The trade roles within construction have developed enormously over the last 30 years, particularly in the areas of developing and implementing safe working practices and the involvement of better trained Health & Safety representatives. As a result we find ourselves dealing with a runout of the legacy of the harsher physical environments experienced by those who are in the over 50 age bracket.
From your experience, what support measures have proven most valuable for retaining older workers?
As part of our internal management procedures we use outside professional health consultants to manage and implement an occupational health review and management programme to identify and address health issues across our workforce as soon as possible, and to mitigate any longer term effects.
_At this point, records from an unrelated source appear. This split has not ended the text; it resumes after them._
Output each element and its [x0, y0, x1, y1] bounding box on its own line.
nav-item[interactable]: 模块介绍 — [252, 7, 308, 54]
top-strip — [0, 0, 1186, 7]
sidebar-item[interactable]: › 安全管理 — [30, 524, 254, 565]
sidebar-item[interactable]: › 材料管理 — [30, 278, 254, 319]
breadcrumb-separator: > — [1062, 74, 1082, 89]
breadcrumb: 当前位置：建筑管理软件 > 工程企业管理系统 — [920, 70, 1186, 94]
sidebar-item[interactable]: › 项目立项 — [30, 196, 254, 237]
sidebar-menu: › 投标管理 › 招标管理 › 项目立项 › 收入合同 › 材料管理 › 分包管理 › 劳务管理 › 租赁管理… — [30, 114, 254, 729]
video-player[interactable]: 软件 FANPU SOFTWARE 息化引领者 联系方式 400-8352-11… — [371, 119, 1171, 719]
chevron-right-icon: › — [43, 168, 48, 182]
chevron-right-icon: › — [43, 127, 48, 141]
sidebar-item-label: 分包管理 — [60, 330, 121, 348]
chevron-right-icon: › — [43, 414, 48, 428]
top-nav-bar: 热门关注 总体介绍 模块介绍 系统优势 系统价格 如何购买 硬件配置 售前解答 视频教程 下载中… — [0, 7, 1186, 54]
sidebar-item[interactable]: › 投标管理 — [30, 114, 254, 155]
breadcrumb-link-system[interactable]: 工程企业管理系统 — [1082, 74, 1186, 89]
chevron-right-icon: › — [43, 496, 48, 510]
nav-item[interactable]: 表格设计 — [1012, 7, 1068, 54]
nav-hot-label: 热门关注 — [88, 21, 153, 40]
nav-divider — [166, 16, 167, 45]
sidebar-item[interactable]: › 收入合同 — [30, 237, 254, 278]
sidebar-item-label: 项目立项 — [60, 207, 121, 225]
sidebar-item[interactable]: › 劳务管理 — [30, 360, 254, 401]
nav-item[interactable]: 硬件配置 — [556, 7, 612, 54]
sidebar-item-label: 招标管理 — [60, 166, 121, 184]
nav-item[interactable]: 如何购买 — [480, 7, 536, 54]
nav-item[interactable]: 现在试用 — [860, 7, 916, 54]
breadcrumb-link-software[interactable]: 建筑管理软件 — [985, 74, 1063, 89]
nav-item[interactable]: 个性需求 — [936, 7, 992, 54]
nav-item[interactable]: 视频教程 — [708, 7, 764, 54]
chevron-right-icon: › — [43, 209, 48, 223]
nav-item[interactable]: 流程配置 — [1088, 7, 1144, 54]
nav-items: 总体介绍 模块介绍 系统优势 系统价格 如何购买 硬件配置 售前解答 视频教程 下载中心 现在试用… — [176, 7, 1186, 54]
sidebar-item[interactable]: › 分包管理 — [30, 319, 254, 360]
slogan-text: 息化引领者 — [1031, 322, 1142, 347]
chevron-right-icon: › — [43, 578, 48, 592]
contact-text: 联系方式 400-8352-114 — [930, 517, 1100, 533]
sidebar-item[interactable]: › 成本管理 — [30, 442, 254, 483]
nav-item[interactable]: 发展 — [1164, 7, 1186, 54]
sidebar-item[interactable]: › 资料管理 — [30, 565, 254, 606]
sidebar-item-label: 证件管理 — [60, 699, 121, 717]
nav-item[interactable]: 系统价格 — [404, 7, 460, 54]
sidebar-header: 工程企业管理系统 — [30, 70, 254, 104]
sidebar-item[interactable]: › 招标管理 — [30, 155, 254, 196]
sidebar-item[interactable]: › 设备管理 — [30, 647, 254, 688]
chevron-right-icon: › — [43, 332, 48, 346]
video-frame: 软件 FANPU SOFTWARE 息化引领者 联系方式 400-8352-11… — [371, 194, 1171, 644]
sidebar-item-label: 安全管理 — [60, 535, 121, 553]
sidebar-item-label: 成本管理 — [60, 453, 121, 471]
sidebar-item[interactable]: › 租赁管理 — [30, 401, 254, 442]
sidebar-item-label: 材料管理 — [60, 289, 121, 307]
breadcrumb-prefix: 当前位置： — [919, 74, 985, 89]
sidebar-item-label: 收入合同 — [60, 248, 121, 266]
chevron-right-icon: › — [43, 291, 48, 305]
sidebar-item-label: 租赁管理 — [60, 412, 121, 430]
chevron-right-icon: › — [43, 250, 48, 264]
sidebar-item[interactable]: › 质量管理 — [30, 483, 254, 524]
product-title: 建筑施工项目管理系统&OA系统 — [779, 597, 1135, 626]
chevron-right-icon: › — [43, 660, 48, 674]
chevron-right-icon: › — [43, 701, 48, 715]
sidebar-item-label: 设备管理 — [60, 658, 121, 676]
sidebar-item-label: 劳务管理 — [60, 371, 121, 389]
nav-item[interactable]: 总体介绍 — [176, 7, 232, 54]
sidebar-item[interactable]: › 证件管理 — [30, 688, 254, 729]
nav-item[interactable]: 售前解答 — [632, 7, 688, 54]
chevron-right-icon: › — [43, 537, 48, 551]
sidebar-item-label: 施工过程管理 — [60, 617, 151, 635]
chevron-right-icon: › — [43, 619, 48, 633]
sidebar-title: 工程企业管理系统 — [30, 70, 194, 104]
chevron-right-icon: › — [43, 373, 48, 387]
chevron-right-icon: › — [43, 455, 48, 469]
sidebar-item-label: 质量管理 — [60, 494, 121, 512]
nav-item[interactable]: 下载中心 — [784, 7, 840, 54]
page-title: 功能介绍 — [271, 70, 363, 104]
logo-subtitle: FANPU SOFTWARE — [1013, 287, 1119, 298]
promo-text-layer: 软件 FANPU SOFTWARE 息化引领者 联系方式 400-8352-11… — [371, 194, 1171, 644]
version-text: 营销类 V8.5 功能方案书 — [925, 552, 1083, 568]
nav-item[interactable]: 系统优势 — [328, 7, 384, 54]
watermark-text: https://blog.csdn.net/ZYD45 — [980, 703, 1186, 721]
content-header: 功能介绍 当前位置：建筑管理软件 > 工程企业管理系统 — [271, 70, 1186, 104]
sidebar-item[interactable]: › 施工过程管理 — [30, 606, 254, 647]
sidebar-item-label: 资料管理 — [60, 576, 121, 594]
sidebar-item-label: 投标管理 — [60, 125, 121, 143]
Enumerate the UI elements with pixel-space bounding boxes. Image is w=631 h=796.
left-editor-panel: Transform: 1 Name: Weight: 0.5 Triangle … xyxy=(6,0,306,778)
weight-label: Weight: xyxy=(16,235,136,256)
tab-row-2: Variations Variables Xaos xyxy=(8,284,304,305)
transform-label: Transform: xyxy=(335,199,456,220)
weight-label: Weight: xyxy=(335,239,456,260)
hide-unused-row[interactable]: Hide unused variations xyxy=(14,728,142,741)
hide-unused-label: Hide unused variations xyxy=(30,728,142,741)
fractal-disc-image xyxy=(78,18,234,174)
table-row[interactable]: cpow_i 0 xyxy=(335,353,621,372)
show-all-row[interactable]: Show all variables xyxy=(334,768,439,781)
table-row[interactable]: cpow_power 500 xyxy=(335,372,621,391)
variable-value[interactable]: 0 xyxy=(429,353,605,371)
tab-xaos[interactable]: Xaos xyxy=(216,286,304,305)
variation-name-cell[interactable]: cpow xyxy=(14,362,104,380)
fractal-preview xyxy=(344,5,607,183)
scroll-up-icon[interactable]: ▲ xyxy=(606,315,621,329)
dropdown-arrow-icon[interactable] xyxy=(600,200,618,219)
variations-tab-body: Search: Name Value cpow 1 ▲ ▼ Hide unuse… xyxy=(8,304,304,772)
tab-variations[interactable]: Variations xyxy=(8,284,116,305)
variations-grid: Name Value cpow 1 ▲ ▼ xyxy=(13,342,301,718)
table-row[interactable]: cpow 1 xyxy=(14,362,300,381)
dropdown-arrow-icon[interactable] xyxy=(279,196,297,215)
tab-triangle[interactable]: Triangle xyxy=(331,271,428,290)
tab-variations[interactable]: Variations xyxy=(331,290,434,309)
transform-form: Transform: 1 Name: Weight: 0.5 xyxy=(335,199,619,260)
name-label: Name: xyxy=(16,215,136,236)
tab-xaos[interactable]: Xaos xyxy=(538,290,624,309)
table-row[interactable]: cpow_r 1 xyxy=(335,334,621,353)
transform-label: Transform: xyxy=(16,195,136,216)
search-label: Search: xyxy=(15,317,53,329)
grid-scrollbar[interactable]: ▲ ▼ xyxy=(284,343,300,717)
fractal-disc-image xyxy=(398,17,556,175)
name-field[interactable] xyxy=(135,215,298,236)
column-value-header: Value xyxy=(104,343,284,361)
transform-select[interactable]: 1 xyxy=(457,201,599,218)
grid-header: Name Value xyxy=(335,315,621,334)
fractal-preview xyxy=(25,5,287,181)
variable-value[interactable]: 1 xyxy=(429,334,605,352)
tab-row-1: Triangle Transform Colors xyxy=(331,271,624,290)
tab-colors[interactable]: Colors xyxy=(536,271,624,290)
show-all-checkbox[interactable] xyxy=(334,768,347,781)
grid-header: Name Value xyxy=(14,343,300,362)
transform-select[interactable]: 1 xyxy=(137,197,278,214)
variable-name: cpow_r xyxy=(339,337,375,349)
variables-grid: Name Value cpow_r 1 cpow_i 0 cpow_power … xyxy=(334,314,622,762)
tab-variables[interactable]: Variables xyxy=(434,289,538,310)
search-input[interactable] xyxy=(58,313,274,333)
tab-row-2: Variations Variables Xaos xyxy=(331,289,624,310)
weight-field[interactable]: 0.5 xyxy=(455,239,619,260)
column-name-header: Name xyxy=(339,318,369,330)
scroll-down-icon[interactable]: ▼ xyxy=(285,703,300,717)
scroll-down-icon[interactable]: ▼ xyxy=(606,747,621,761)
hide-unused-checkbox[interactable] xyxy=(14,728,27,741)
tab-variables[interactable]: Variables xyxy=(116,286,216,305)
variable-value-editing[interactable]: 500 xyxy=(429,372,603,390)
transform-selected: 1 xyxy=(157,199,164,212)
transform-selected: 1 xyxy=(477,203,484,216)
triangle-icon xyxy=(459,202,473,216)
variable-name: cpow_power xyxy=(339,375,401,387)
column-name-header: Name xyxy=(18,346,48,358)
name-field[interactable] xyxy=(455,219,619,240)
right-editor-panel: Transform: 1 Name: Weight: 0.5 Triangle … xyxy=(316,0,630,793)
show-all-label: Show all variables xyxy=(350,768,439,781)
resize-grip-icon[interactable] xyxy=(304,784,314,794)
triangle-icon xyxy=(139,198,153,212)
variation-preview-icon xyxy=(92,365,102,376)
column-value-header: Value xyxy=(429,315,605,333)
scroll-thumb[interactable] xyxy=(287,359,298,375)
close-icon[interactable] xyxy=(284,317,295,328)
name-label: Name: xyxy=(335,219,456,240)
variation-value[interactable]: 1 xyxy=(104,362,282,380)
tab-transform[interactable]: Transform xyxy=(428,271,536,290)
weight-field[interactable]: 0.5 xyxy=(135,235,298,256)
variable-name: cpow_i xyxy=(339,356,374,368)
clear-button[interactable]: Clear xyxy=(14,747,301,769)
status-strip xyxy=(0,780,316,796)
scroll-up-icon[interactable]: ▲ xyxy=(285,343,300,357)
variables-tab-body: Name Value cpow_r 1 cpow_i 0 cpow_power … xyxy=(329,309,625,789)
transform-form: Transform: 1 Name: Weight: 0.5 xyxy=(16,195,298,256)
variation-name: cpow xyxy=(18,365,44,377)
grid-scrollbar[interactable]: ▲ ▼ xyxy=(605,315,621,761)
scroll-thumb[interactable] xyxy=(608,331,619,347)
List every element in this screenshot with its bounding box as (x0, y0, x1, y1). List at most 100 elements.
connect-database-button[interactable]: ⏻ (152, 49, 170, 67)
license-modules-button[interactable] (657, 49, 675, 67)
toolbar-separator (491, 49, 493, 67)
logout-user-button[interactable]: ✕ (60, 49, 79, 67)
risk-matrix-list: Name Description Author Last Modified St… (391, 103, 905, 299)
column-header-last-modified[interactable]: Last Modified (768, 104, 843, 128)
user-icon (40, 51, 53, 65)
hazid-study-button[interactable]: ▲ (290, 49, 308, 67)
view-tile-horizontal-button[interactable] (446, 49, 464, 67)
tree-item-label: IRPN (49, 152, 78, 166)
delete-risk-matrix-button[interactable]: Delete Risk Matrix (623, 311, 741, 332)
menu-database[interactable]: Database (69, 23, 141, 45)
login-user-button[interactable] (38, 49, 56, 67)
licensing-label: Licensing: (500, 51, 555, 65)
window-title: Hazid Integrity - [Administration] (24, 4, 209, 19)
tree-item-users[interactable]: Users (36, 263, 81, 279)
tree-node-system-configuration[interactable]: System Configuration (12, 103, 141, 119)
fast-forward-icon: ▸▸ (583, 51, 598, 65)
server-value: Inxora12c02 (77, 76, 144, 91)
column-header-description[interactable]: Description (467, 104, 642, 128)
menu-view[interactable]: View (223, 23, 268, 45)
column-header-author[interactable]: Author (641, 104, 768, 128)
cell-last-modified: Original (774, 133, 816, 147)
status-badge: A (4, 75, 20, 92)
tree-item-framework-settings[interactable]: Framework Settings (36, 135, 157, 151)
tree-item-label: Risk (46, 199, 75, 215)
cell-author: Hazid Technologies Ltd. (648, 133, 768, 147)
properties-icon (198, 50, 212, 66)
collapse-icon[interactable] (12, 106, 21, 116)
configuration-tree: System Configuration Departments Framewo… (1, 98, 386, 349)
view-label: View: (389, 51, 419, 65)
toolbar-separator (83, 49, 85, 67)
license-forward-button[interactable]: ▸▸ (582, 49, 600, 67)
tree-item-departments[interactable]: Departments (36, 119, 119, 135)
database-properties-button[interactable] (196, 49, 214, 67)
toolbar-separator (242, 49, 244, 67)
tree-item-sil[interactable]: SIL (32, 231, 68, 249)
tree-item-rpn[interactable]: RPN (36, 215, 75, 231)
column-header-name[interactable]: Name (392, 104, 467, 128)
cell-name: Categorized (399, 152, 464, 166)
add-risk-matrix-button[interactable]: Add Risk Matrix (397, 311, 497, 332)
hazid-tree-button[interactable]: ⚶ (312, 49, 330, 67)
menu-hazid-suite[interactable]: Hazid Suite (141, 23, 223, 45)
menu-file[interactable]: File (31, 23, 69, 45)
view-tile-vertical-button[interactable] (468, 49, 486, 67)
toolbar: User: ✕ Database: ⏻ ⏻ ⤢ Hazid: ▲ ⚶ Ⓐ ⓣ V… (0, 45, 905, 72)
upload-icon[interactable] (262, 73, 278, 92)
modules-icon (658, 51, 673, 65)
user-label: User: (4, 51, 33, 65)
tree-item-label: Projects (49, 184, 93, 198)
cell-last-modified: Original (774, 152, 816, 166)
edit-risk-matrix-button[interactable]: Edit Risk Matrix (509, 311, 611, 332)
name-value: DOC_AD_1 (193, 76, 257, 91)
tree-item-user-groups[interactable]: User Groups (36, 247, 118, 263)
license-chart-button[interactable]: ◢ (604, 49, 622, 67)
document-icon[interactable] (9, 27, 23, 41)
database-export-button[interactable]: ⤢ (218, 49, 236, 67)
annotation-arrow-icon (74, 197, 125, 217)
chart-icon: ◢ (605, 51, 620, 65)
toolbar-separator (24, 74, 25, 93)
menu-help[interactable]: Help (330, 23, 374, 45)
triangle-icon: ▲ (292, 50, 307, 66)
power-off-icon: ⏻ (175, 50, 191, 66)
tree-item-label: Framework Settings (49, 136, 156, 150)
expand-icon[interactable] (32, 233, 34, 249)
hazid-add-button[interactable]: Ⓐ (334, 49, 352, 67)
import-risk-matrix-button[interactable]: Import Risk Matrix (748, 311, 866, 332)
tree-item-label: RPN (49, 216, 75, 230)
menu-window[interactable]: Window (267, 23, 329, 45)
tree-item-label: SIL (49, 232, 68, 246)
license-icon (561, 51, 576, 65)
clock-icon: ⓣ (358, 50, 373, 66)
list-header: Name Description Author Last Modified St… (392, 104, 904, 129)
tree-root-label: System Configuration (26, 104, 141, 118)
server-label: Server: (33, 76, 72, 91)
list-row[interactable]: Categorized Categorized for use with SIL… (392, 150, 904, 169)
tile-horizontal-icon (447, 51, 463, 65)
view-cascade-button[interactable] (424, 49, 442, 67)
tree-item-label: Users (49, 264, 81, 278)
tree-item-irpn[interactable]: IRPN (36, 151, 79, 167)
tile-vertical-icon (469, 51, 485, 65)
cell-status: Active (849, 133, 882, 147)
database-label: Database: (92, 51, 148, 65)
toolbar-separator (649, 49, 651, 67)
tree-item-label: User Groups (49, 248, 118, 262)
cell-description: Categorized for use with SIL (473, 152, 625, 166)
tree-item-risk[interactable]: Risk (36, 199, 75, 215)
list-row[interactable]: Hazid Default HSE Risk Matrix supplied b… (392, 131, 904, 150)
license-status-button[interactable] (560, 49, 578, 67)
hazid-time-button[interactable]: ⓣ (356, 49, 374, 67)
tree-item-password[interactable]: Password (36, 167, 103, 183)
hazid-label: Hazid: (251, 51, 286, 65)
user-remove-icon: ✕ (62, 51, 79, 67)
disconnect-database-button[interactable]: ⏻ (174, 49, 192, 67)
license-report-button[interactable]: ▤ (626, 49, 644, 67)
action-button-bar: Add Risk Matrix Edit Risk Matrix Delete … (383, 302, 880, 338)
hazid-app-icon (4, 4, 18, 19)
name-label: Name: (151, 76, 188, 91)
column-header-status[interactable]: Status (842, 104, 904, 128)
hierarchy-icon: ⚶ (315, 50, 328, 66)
We have always encouraged all employees to update and improve their skill sets to match not only the ever-changing requirements “on the tools”, but also to enable through internal training to pass their skills and experiences to the younger team members as exemplars, role models and mentors. It should be stressed that these roles are not suitable in all cases, and any planning should account for the individual’s skills and abilities.
What’s next for Hodgson Sayers in terms of retaining and supporting older workers?
As a member of the targeted age group, I am very aware of the pressures and effects of aging, and whilst we believe that we are well placed to assist when intervention is needed and to provide the overt support and recognition of the needs of those of our workforce of all ages, this does not mean that we are complacent. We constantly monitor and review our strategies in line with the ever-evolving best practice scenarios. It is important to stress that Fuller Working Lives starts at the commencement of a career, ensuring that lifelong learning is not a set of words but implemented and encouraged which will enable all workers to enjoy a longer and more rewarding working life.